Imagine arriving with a single half-full transit van at the beautiful theatre in Szeged and parking it next to the enormous trucks of Istanbul Opera. Imagine the sizeable and hefty crew of the theatre hanging about to help unload the van, and seeing one of them peer inside it in disbelief. He gesticulates to his colleagues, who are smoking on the corner, and there is a collective Hungarian version of a guffaw. This is the intimidating beginning of the 36 hours we have to get in, light and rehearse an opera designed for primary school halls, and about to be performed in one of Hungary’s most famous opera houses, and streamed live across Europe by ARTE TV. Luckily there is no knowledge at the moment of how many seats have been sold – we assume that the house will be maybe a third full. Imagine also discovering that day that the piece is in competition for awards with other opera companies from Poland, Serbia and Hungary, as well as from Turkey – and that we are up against the collective might of Stravinsky, Britten and Verdi.
To heighten our sense of paranoia there is the constant presence of the distinguished international judges, not to mention the other juries, and also a seemingly inexhaustible traffic of TV sound, lighting and camera engineers. Our spare moments are spent being interviewed for Hungarian and French TV and radio; there is never a moment without a cameraman or a photographer training a lens in your face. A few months ago the only real pressure on the show was getting large boxes into small school halls, and the only competition was the clatter of dinner ladies clearing up lunch in an adjoining room.

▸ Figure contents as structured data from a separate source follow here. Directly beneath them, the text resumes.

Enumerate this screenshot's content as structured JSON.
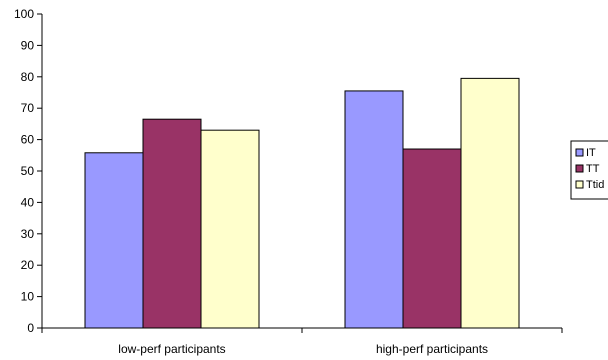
{
  "chart_data": {
    "type": "bar",
    "categories": [
      "low-perf participants",
      "high-perf participants"
    ],
    "series": [
      {
        "name": "IT",
        "values": [
          55.8,
          75.5
        ],
        "color": "#9999ff"
      },
      {
        "name": "TT",
        "values": [
          66.5,
          57.0
        ],
        "color": "#993366"
      },
      {
        "name": "Ttid",
        "values": [
          63.0,
          79.5
        ],
        "color": "#ffffcc"
      }
    ],
    "title": "",
    "xlabel": "",
    "ylabel": "",
    "ylim": [
      0,
      100
    ],
    "yticks": [
      0,
      10,
      20,
      30,
      40,
      50,
      60,
      70,
      80,
      90,
      100
    ],
    "grid": false,
    "legend": "right"
  }
}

So it’s now the evening of the show. 30 minutes before curtain up I go front-of-house, and see about half-a-dozen people, which confirms my suspicions about audience numbers. 5 minutes to go and I am back to join them. The house is packed. It’s full of smartly-dressed and clearly knowledgeable grown-ups rather than kids. A young couple are fighting over the last remaining seats in the stalls. Have they got a clue about what they are going to see? The show goes well though and the audience clearly enjoy it. The front left leg of the main Laika puppet falls off just at the beginning of the curtain call, noticed only by me and Maciek the puppeteer, but timed – considering the anguishing story – in the most astonishing way.

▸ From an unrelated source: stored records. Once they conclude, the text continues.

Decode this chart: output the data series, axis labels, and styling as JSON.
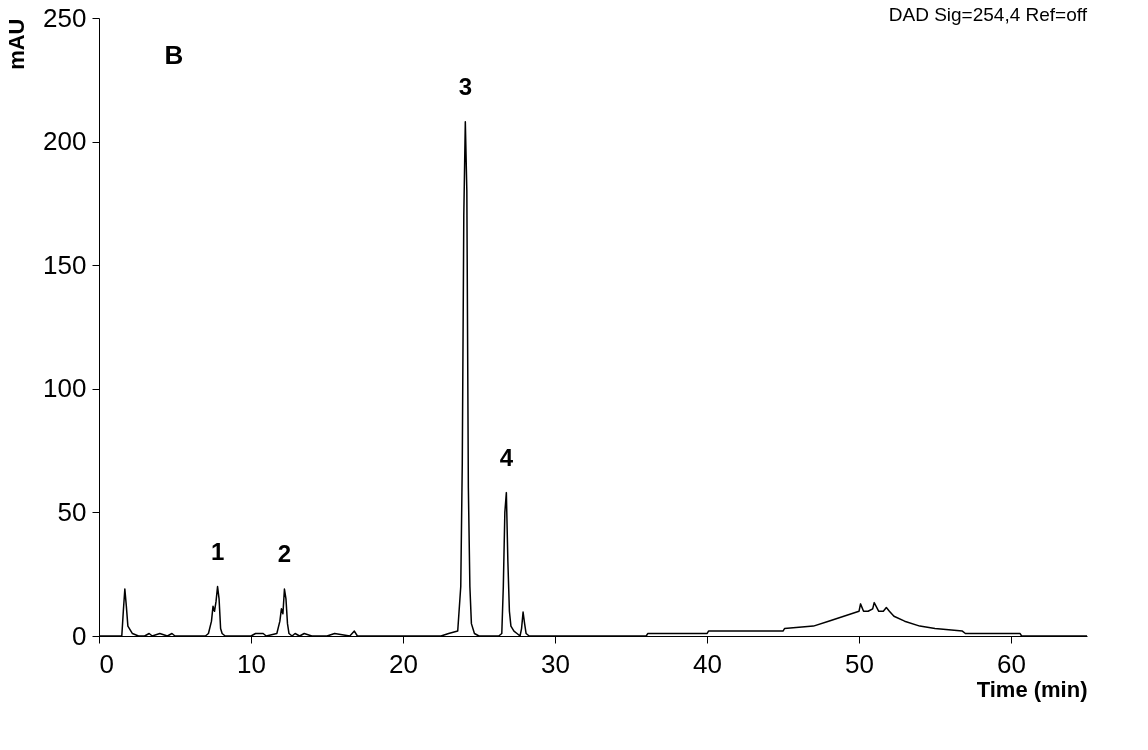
{
  "chart_data": {
    "type": "line",
    "xlabel": "Time (min)",
    "ylabel": "mAU",
    "xlim": [
      0,
      65
    ],
    "ylim": [
      0,
      250
    ],
    "xticks": [
      0,
      10,
      20,
      30,
      40,
      50,
      60
    ],
    "yticks": [
      0,
      50,
      100,
      150,
      200,
      250
    ],
    "grid": false,
    "marker": "none",
    "line_style": "solid",
    "series": [
      {
        "color": "#000000",
        "x": [
          0,
          1.5,
          1.6,
          1.7,
          1.8,
          1.9,
          2.2,
          2.6,
          3,
          3.3,
          3.5,
          4,
          4.5,
          4.8,
          5,
          7,
          7.2,
          7.4,
          7.5,
          7.6,
          7.7,
          7.8,
          7.9,
          8.0,
          8.1,
          8.3,
          8.5,
          10,
          10.3,
          10.8,
          11,
          11.7,
          11.9,
          12.0,
          12.1,
          12.2,
          12.3,
          12.4,
          12.5,
          12.7,
          12.9,
          13.2,
          13.5,
          14,
          15,
          15.5,
          16.5,
          16.8,
          17,
          17.5,
          18,
          22.5,
          23,
          23.6,
          23.8,
          23.9,
          24.0,
          24.1,
          24.2,
          24.3,
          24.4,
          24.5,
          24.7,
          25,
          25.5,
          26.3,
          26.5,
          26.6,
          26.7,
          26.8,
          26.9,
          27.0,
          27.1,
          27.3,
          27.5,
          27.7,
          27.8,
          27.9,
          28.0,
          28.1,
          28.3,
          30,
          36,
          36.1,
          40,
          40.1,
          45,
          45.1,
          47,
          48,
          49,
          49.5,
          50,
          50.1,
          50.3,
          50.6,
          50.9,
          51.0,
          51.3,
          51.6,
          51.8,
          52.0,
          52.3,
          53,
          54,
          55,
          56.8,
          57,
          60.6,
          60.7,
          65
        ],
        "values": [
          0,
          0,
          10,
          19,
          12,
          4,
          1,
          0,
          0,
          1,
          0,
          1,
          0,
          1,
          0,
          0,
          1,
          6,
          12,
          10,
          14,
          20,
          15,
          3,
          1,
          0,
          0,
          0,
          1,
          1,
          0,
          1,
          6,
          11,
          9,
          19,
          15,
          5,
          1,
          0,
          1,
          0,
          1,
          0,
          0,
          1,
          0,
          2,
          0,
          0,
          0,
          0,
          1,
          2,
          20,
          70,
          170,
          208,
          180,
          60,
          20,
          5,
          1,
          0,
          0,
          0,
          1,
          20,
          50,
          58,
          30,
          10,
          4,
          2,
          1,
          0,
          3,
          9.7,
          5,
          1,
          0,
          0,
          0,
          1,
          1,
          2,
          2,
          3,
          4,
          6,
          8,
          9,
          10,
          13,
          10,
          10,
          11,
          13.5,
          10,
          10,
          11.5,
          10,
          8,
          6,
          4,
          3,
          2,
          1,
          1,
          0,
          0
        ]
      }
    ],
    "annotations": [
      {
        "text": "1",
        "x": 7.8,
        "y": 20
      },
      {
        "text": "2",
        "x": 12.2,
        "y": 19
      },
      {
        "text": "3",
        "x": 24.1,
        "y": 208
      },
      {
        "text": "4",
        "x": 26.8,
        "y": 58
      },
      "B",
      "DAD Sig=254,4 Ref=off"
    ]
  }
}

Cut to the following evening. It’s the awards gala – the nine competition singers, most of whom we have heard warming up every day in the hotel, are each singing tonight, and two will get prizes, for best male and female vocalist. The singers have all performed in earlier rounds, as well as in the productions of the Festival. Two excellent French singers took lead roles in Laika. The 100 piece Szeged Symphony Orchestra is onstage and looking dashing. Giant candelabra are already dripping hot wax onto the thin TV cables running underneath them. The competition juries and judges are in their boxes and suited, and live transmission begins in 5 minutes.
Russell and I are seated in the two stalls seats nearest to the steps onto the stage and we sense something is up. Betti, our delightful interpreter, whispers that if it is announced that we have won the main prize we should use those very steps. Ah. Ambitious and greedy thoughts speed through one’s head, and indeed after the first set of arias the local University Jury give us their best production award, and a long speech in Hungarian leaves us publicly flummoxed. Thinking this is a pat-on-the-head prize for good pedagogical intentions we relax, until the impressive International Jury step onto the stage, and things also turn our way. In the after–show party one judge, effusive and genuine, mentions that he originally thought the idea of presenting Laika the Spacedog in this context was totally daft – a thought entirely echoed by me.